There are a number of ways in which HSE inspectors can disclose information obtained in the exercise of their powers under the Health and Safety at Work etc. Act 1974 (HSWA).
Basically, subject to s28(2) HSWA, an inspector can disclose any material providing he/she has obtained the consent of the person who supplied it and the consent of everyone whose personal data is contained in that material. In many instances, particularly in the context of sharing information for regulatory purposes, this scenario will be unlikely.
More generally, Section 28(3) HSWA allows an inspector to disclose “relevant information” as defined in ss(1) to (amongst others), a government department, any enforcing authority, local authority officers and constables who are authorised to receive it, without the consent of the person who supplied it, subject to the following conditions:
If the material concerns the commission (or alleged commission) of a criminal offence by an identifiable person, under the DPA it must be anonymised unless disclosure of that sensitive personal data "is necessary for the administration of justice ... [or] ... the purpose of, or in connection with, any legal proceedings (including prospective legal proceedings)".
Sensitive personal information is defined in Section 2 of the DPA and includes data consisting of information as to a subject's commission or alleged commission of an offence or any proceedings for any offence committed or alleged to have been committed by him (which is relevant here).
In these circumstances, you will need to consider the following factors:
However, processing must also comply with one of the conditions in Schedule 2, which states, inter alia, that personal data may be processed where it is necessary for the administration of justice.
Section 28(7) deals with information obtained by HSE using its powers under Sections 14(4)(a) or 20.
Thus if HSE wants to share information with other enforcing authorities, government departments or the police, it may do so, provided that where personal data is concerned, it is necessary for the administration of justice. Where for example, HSE is concerned that illegal activities may be underway at certain premises and wants to discuss such activities and possibly propose joint inspection activities with the other departments/regulators, this, in Legal Adviser’s Office’s view, would be processing necessary for the administration of justice.
HSE would not need to have evidence of such activities; but simply to suspect such activities are ongoing and to use discussion and any inspection with the other departments/regulators as part of a requisite investigation. Conversely, if the discussion/inspection were essentially a "fishing" exercise and HSE had no real grounds for suspecting criminal activity, it would be difficult to argue that disclosure to the other departments/regulators would be necessary for the administration of justice. In these circumstances whilst it would be possible to talk to them in general terms about tactics, what evidence you should be looking for, etc. it would not be appropriate to disclose personal information, such as names.
In circumstances where HSE is considering an inspection/investigation of a dutyholder’s premises or a "blitz" on a number of dutyholders, it would suggest it has reason to suspect illegal activities in which case discussion with other departments/regulators in advance (including revealing personal data) may be for the administration of justice. Any disclosure must be consistent with any HSE investigation; and not prejudicial to it.
In summary, provided either HSE or the other departments/regulators are carrying out an investigation (including an investigation at preliminary stages), into potential illegal activities, it will be possible to disclose/share personal information (including sensitive personal information) as it will be necessary for the administration of justice and/or for the purposes of, or in connection with, any legal proceedings.

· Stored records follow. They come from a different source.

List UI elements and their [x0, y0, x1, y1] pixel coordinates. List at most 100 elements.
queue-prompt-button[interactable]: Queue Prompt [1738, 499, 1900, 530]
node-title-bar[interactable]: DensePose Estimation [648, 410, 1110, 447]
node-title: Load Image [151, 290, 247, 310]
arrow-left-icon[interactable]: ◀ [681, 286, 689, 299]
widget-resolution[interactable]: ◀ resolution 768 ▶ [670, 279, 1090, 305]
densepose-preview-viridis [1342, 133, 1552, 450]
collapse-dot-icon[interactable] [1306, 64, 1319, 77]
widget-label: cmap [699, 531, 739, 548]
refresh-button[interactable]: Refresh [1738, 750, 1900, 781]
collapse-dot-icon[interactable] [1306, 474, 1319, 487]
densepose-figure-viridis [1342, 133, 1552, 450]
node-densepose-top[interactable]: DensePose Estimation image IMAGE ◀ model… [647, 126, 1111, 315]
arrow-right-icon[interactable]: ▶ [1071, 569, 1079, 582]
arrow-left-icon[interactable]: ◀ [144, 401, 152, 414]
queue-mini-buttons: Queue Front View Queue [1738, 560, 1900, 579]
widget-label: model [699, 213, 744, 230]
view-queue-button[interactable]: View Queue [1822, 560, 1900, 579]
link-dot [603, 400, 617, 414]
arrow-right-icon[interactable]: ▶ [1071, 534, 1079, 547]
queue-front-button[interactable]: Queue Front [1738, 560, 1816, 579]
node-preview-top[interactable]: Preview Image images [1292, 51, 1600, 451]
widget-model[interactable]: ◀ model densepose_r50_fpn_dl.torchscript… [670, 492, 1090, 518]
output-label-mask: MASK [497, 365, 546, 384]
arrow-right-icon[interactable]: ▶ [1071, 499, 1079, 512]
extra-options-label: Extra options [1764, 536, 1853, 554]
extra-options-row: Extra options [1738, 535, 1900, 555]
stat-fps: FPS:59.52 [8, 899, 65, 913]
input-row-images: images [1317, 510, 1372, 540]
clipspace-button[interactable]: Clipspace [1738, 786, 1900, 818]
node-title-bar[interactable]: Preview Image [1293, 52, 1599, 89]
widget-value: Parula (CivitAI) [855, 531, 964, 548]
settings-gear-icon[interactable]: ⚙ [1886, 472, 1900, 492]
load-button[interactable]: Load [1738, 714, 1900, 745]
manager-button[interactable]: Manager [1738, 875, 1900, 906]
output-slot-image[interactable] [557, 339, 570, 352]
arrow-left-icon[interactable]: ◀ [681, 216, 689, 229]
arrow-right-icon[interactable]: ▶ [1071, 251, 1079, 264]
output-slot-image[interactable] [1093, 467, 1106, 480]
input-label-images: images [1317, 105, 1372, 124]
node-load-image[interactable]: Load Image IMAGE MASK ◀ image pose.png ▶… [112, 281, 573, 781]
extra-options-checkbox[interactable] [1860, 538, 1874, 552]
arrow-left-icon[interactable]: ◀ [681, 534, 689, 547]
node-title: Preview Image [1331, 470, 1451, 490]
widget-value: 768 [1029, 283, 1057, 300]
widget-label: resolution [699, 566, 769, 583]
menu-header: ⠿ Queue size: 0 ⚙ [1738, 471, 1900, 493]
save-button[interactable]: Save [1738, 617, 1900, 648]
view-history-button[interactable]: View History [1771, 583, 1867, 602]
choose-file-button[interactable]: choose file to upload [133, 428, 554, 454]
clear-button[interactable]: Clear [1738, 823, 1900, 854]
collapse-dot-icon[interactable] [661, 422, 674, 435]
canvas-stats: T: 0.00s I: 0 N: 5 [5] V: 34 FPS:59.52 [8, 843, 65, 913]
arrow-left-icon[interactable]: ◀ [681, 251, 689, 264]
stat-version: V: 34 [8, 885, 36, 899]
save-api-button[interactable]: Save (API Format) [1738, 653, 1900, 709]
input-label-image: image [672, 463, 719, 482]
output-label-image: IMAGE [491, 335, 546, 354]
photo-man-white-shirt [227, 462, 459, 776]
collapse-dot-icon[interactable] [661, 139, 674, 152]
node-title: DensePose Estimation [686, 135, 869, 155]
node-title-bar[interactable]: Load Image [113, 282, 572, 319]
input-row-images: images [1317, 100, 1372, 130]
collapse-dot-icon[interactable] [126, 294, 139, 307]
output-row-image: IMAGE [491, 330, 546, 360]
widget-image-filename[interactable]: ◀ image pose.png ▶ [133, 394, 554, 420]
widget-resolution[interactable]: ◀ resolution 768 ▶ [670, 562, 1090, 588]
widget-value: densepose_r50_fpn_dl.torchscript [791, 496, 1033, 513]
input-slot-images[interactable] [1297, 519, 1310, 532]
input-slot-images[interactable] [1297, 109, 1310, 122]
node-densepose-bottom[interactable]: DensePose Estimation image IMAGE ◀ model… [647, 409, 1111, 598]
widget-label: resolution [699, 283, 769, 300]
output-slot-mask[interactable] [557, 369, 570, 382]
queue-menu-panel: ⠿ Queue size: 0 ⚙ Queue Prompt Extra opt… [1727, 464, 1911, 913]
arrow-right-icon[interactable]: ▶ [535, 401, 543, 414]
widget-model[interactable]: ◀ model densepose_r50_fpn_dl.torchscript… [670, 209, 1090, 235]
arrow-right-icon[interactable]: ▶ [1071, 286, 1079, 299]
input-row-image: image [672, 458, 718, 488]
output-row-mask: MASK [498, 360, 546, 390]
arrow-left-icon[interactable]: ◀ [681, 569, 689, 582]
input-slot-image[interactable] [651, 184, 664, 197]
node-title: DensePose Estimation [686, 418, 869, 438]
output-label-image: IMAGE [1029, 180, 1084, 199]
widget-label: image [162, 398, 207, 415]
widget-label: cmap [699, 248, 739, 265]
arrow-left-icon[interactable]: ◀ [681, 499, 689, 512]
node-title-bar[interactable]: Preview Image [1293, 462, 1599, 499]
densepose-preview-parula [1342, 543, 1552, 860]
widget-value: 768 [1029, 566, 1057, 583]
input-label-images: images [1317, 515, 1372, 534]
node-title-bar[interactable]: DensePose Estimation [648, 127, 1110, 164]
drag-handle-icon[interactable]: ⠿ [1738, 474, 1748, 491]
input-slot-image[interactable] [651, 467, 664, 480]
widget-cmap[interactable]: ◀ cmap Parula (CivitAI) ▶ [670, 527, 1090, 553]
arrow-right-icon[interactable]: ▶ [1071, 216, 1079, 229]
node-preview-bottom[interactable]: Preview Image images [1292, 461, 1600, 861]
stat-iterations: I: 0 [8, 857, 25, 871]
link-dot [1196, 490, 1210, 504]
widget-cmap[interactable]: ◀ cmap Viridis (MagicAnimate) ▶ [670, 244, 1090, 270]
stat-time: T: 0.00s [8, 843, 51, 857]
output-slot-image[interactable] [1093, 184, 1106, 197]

The purpose for which disclosure may be made under HSWA, where it is proportionate to do so, have been further widened/defined by statute, specifically, Section 17 of the Anti-terrorism, Crime and Security Act 2001 and Section 19 of the Gangmasters (Licensing) Act 2004.
Section 17 and Schedule 4 of the Act permit disclosure, where it is proportionate to do so. What is proportionate needs to be determined on a case-by-case basis.
The provisions apply in circumstances where the police are carrying out an investigation and would allow HSE to disclose information in connection with that investigation. Generally however, it is unlikely HSE would need to rely on these provisions because disclosure would, in the majority of cases, be permissible under s28 HSWA/DPA; in which case it would not be necessary to carry out the "proportionality" test. Inspectors are advised to consult with LAO if they believe they need/want to disclose information under the Act.
The information the police could pass to HSE is not covered by Section 17 and Schedule 4. They will only be able to disclose information they have the vires to disclose, subject to the provisions of the DPA. Note that, on working time issues, there are at present restrictions on exchange of information between HSE and the GLA (as there are between HSE and other enforcement agencies). This is an issue which the Department for Business and Skills (BIS) is currently seeking to resolve.
Section 19 provides for the disclosure of information between departments (including HSE) and Gangmasters Licensing Authority (GLA) for the purposes of the Act i.e. to disrupt and prevent the exploitation of labour by gangmasters (defined in Section 4) in agriculture, shellfish harvesting, food processing etc.
Any disclosure under the Act does so notwithstanding any restriction on the disclosure of information imposed by any other enactment, including the DPA. Any related disclosure to the police or another regulator would be subject to the limits on disclosure discussed above.